En ese pozo profundo, tan similar al que ocuparon desde el 2 de abril
al 14 de junio de 1982, conviven también algo de resentimiento, la desazón
enorme de saberse ignorados, la indignación por saberse discriminados,
la ira sorda cuando escuchan hablar de "los chicos de la guerra" o cuando
un legislador (lo escucharon de boca de tres) les dice que son "hijos
de la dictadura".
También conviven en esa trinchera sin guerra, la decisión inquebrantable
de permanecer unidos, pese a divisiones profundas, y de ayudarse unos
a otros, a como dé lugar; la de ayudar a escuelas carenciadas o a gente
necesitada de alimentos; la de honrar a quienes vieron morir a su lado
y con quienes habían compartido el desayuno horas antes: son un clan,
un equipo, una banda, una tribu. Son, también, una familia.

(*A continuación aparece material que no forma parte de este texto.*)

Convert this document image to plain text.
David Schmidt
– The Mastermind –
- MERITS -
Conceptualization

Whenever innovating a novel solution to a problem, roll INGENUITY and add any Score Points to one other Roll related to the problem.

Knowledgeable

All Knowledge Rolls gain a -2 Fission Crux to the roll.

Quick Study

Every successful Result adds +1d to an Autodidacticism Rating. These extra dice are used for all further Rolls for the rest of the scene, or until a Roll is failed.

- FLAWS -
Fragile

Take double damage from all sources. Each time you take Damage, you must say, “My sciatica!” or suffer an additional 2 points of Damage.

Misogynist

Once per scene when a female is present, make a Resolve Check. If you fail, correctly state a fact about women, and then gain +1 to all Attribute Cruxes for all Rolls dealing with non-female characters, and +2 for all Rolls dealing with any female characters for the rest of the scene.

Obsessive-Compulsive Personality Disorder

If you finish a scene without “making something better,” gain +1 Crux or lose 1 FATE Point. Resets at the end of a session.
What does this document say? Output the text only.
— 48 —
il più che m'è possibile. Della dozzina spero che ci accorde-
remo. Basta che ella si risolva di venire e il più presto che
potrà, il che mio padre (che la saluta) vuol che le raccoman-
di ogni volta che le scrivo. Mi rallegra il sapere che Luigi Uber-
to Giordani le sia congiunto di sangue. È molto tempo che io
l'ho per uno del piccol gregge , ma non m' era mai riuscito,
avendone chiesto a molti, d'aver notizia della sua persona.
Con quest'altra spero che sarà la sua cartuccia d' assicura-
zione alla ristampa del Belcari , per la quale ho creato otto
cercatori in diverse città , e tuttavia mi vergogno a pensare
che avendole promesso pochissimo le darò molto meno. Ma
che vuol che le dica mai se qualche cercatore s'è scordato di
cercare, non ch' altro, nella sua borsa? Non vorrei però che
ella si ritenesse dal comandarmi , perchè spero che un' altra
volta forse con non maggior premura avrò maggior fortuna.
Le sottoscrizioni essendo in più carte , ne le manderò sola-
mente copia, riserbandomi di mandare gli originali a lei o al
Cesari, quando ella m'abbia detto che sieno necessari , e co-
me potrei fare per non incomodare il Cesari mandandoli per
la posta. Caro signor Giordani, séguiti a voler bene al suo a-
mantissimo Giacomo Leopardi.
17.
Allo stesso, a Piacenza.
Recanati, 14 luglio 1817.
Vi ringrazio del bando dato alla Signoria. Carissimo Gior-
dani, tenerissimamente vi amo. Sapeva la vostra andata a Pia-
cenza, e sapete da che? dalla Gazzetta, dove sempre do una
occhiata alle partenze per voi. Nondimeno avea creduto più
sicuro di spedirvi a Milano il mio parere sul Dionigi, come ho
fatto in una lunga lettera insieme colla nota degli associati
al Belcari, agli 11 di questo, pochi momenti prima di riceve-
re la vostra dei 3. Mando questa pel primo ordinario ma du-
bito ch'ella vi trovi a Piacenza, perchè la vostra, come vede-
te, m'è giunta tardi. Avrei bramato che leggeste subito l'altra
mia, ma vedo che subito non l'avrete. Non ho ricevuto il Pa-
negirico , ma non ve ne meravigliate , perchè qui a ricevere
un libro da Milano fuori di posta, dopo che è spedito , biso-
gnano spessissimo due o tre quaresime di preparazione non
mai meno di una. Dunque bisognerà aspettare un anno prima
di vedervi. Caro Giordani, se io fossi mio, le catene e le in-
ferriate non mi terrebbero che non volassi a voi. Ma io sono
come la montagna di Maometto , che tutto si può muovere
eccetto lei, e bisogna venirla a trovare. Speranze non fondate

Son los veteranos de Malvinas. Ex soldados. Unidos por la guerra, dispersos
por el desbande de la posguerra, reunidos por la necesidad de protegerse
de lo que llaman de distintos modos: desmalvinización, olvido, silencio,
abandono, desamparo, indiferencia, desagradecimiento, ingratitud, y que
duele más que una herida de guerra porque no está provocada por el enemigo,
sino por quienes los vieron nacer, los forjaron, festejaron su ida a la
guerra y tapiaron después de la derrota en Malvinas las puertas de la
memoria.
—Para mí, ser veterano de guerra es un orgullo. Es haber demostrado a
la sociedad y a mí mismo que soy capaz de dar mi vida por algún valor
abstracto: la patria, la familia, lo que uno siente de chiquito. Yo lo
relaciono mucho con la identidad.
Carlos Viegas mide casi dos metros y pesa más de ciento diez kilos. De
allí su apodo: "Chiquito". Puso minas en Malvinas como parte de la Compañía
de Ingenieros de Combate 601.
—Siempre digo que los que llevamos la peor parte fuimos los veteranos.
Pero fuimos lo único que no se pudo esconder. Todo lo demás, hasta el
hecho de que hubo una guerra, se escondió. Nosotros siempre estuvimos,
siempre exigimos. Por eso digo que, pese a la carga negativa que tiene
haber llevado la peor parte, es a la vez un orgullo. Nosotros decimos:
"Me derrotaron una vez. Pero no más." ¿Me entendés?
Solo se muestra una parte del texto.